During these days Philip opened his heart to the pontiff and the cardinals. He disclosed that he had left Palestine in terror of his life because of the intrigues of Coeur-de-Lion. He lived in constant fear of poison or the dagger and was forced to keep a bodyguard about him. The King of England coveted Flanders, and no one could guess with what guile he would despoil the Franks. He recited the injuries of the Capetian princess at the hands of the Plantagenets. Finally, he held it only just that Celestine should give him a dispensation to right his wrongs by incursions in Normandy as soon as he could get home.

This eyewitness survey of the holy war and the Plantagenet's part in it must have shocked Celestine. However, he held the King of the Franks to his crusader's vow not to injure his fellow pilgrim during the latter's absence overseas, and forbade him, on pain of anathema, to seek redress by force of arms. The same vow, he made sure, would protect Flanders from Coeur-de-Lion. As for the matter of Alais, Celestine had probably reviewed her history thoroughly with Queen Eleanor in Rome and no doubt thought it best not to foment discord on that issue at the moment.
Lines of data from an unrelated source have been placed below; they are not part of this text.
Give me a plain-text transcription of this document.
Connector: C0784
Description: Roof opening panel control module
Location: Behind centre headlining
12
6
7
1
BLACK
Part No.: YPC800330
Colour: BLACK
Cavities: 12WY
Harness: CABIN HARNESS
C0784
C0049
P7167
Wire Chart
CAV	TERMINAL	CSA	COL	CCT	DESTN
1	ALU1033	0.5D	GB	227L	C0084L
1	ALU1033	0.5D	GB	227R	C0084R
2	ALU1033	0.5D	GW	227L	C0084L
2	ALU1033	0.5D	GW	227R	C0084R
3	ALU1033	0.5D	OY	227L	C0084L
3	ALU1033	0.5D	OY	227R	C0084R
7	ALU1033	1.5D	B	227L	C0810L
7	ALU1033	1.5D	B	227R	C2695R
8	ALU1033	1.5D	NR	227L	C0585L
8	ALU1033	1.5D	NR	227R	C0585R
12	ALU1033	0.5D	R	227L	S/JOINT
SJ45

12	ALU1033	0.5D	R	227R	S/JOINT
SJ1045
From Rome Philip passed northward and had a conference with Henry Hohenstaufen, the Holy Roman Emperor, who was in Italy settling those scores with Tancred that had prevented his joining the crusade. For Henry, Philip reviewed again the chronicle of the holy war. Here his accounts fell upon more sympathetic ears, for the head of the Hohenstaufen was related to the Duke of Austria and, through him, to the Emperor of Cyprus. The wanton dragging down of Leopold's banner in Acre, Richard embellishing himself with Isaac's treasure and disporting himself before the Christian hosts on Isaac's Arab stallion, Isaac himself in durance, the Cypriote princess the captive plaything of the English queen — these made telling incidents, and their exposure warmed the intercourse of the emperor and the king and forged a bond between them. Hoveden, reporting the interview, asserts that Henry vowed that, if Coeur-de-Lion should pass through his territories on his return from crusade, he would lay hands upon him.